Faster and more accurate results
To evaluate GenSQL, the researchers compared their system to popular baseline methods that use neural networks. GenSQL was 1.7 to 6.8 times faster than these approaches, executing most queries in milliseconds while providing more accurate results.
They also applied GenSQL to two case studies: one where the system identified mislabeled clinical trial data, and another where it generated accurate synthetic data that captured the complex relationships in genomics.
Next, researchers want to apply GenSQL more broadly to perform large-scale population modeling.

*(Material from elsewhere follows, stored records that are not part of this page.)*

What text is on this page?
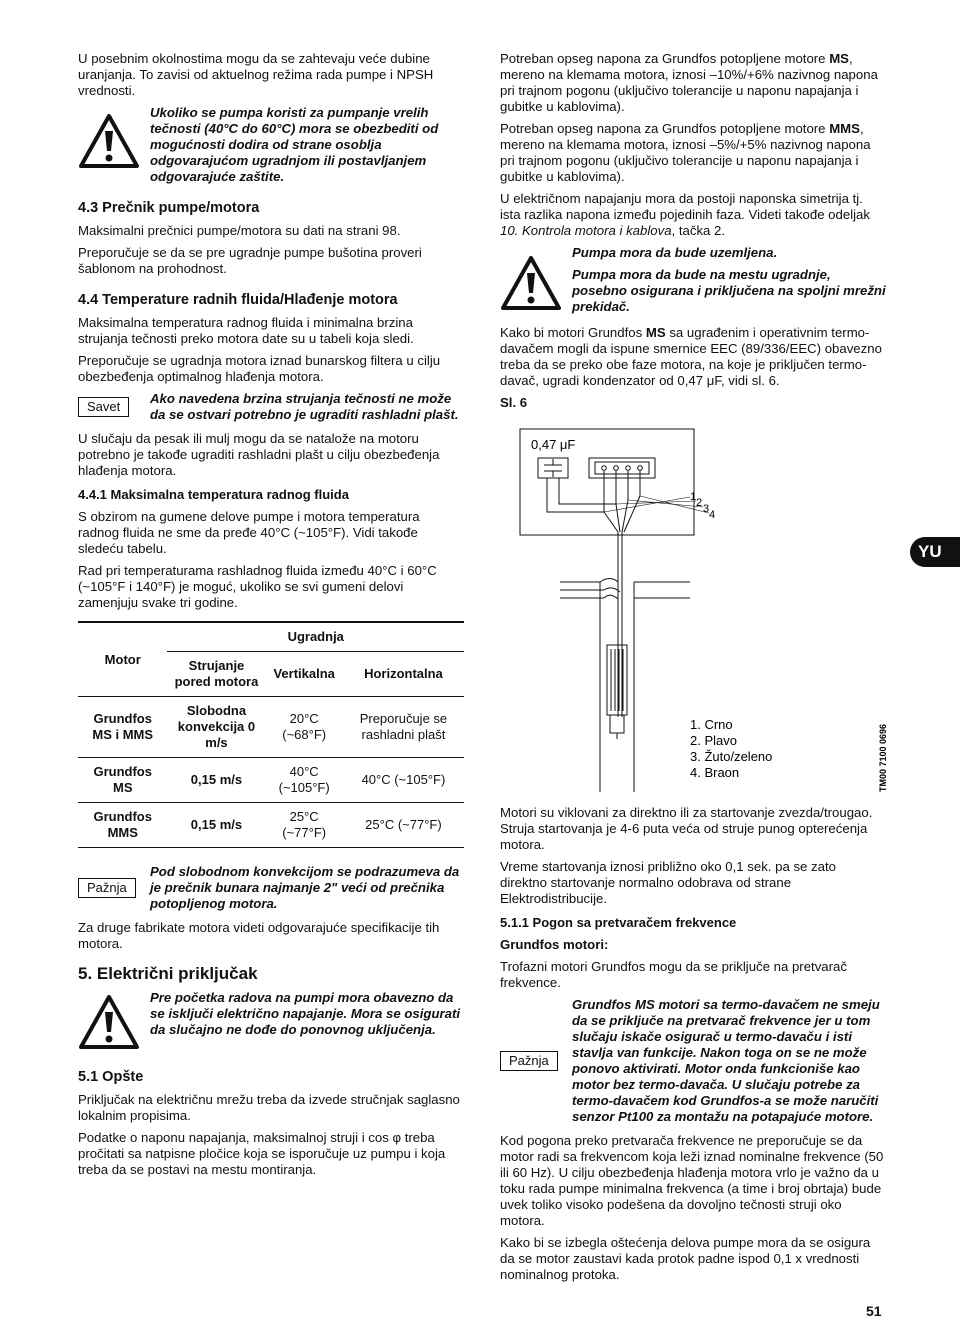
U posebnim okolnostima mogu da se zahtevaju veće dubine uranjanja. To zavisi od aktuelnog režima rada pumpe i NPSH vrednosti.

Ukoliko se pumpa koristi za pumpanje vrelih tečnosti (40°C do 60°C) mora se obezbediti od mogućnosti dodira od strane osoblja odgovarajućom ugradnjom ili postavljanjem odgovarajuće zaštite.
4.3 Prečnik pumpe/motora

Maksimalni prečnici pumpe/motora su dati na strani 98.

Preporučuje se da se pre ugradnje pumpe bušotina proveri šablonom na prohodnost.

4.4 Temperature radnih fluida/Hlađenje motora

Maksimalna temperatura radnog fluida i minimalna brzina strujanja tečnosti preko motora date su u tabeli koja sledi.

Preporučuje se ugradnja motora iznad bunarskog filtera u cilju obezbeđenja optimalnog hlađenja motora.

Savet
Ako navedena brzina strujanja tečnosti ne može da se ostvari potrebno je ugraditi rashladni plašt.

U slučaju da pesak ili mulj mogu da se natalože na motoru potrebno je takođe ugraditi rashladni plašt u cilju obezbeđenja hlađenja motora.

4.4.1 Maksimalna temperatura radnog fluida

S obzirom na gumene delove pumpe i motora temperatura radnog fluida ne sme da pređe 40°C (~105°F). Vidi takođe sledeću tabelu.

Rad pri temperaturama rashladnog fluida između 40°C i 60°C (~105°F i 140°F) je moguć, ukoliko se svi gumeni delovi zamenjuju svake tri godine.

Motor	Ugradnja		
	Strujanje pored motora	Vertikalna	Horizontalna
Grundfos MS i MMS	Slobodna konvekcija 0 m/s	20°C (~68°F)	Preporučuje se rashladni plašt
Grundfos MS	0,15 m/s	40°C (~105°F)	40°C (~105°F)
Grundfos MMS	0,15 m/s	25°C (~77°F)	25°C (~77°F)
Pažnja
Pod slobodnom konvekcijom se podrazumeva da je prečnik bunara najmanje 2" veći od prečnika potopljenog motora.

Za druge fabrikate motora videti odgovarajuće specifikacije tih motora.

5. Električni priključak
Pre početka radova na pumpi mora obavezno da se isključi električno napajanje. Mora se osigurati da slučajno ne dođe do ponovnog uključenja.
5.1 Opšte

Priključak na električnu mrežu treba da izvede stručnjak saglasno lokalnim propisima.

Podatke o naponu napajanja, maksimalnoj struji i cos φ treba pročitati sa natpisne pločice koja se isporučuje uz pumpu i koja treba da se postavi na mestu montiranja.

Potreban opseg napona za Grundfos potopljene motore MS, mereno na klemama motora, iznosi –10%/+6% nazivnog napona pri trajnom pogonu (uključivo tolerancije u naponu napajanja i gubitke u kablovima).

Potreban opseg napona za Grundfos potopljene motore MMS, mereno na klemama motora, iznosi –5%/+5% nazivnog napona pri trajnom pogonu (uključivo tolerancije u naponu napajanja i gubitke u kablovima).

U električnom napajanju mora da postoji naponska simetrija tj. ista razlika napona između pojedinih faza. Videti takođe odeljak 10. Kontrola motora i kablova, tačka 2.

Pumpa mora da bude uzemljena.
Pumpa mora da bude na mestu ugradnje, posebno osigurana i priključena na spoljni mrežni prekidač.

Kako bi motori Grundfos MS sa ugrađenim i operativnim termo-davačem mogli da ispune smernice EEC (89/336/EEC) obavezno treba da se preko obe faze motora, na koje je priključen termo-davač, ugradi kondenzator od 0,47 μF, vidi sl. 6.

Sl. 6

0,47 μF
1 2 3 4
1. Crno
2. Plavo
3. Žuto/zeleno
4. Braon	TM00 7100 0696

Motori su viklovani za direktno ili za startovanje zvezda/trougao. Struja startovanja je 4-6 puta veća od struje punog opterećenja motora.

Vreme startovanja iznosi približno oko 0,1 sek. pa se zato direktno startovanje normalno odobrava od strane Elektrodistribucije.

5.1.1 Pogon sa pretvaračem frekvence

Grundfos motori:

Trofazni motori Grundfos mogu da se priključe na pretvarač frekvence.

Pažnja
Grundfos MS motori sa termo-davačem ne smeju da se priključe na pretvarač frekvence jer u tom slučaju iskače osigurač u termo-davaču i isti stavlja van funkcije. Nakon toga on se ne može ponovo aktivirati. Motor onda funkcioniše kao motor bez termo-davača. U slučaju potrebe za termo-davačem kod Grundfos-a se može naručiti senzor Pt100 za montažu na potapajuće motore.

Kod pogona preko pretvarača frekvence ne preporučuje se da motor radi sa frekvencom koja leži iznad nominalne frekvence (50 ili 60 Hz). U cilju obezbeđenja hlađenja motora vrlo je važno da u toku rada pumpe minimalna frekvenca (a time i broj obrtaja) bude uvek toliko visoko podešena da dovoljno tečnosti struji oko motora.

Kako bi se izbegla oštećenja delova pumpe mora da se osigura da se motor zaustavi kada protok padne ispod 0,1 x vrednosti nominalnog protoka.

YU
51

GenSQL can be used to create synthetic data that can be used to draw inferences about things like health and income, while still controlling the information used in the analysis.
They also want to make GenSQL easier to use and more powerful by adding new optimizations and automation to the system. In the long term, the researchers want to enable users to make natural language queries in GenSQL. Their goal is to eventually develop AI experts like ChatGPT that use GenSQL queries to base their answers.
This research was supported in part by the Defense Advanced Research Projects Agency (DARPA), Google, and the Siegel Family Foundation.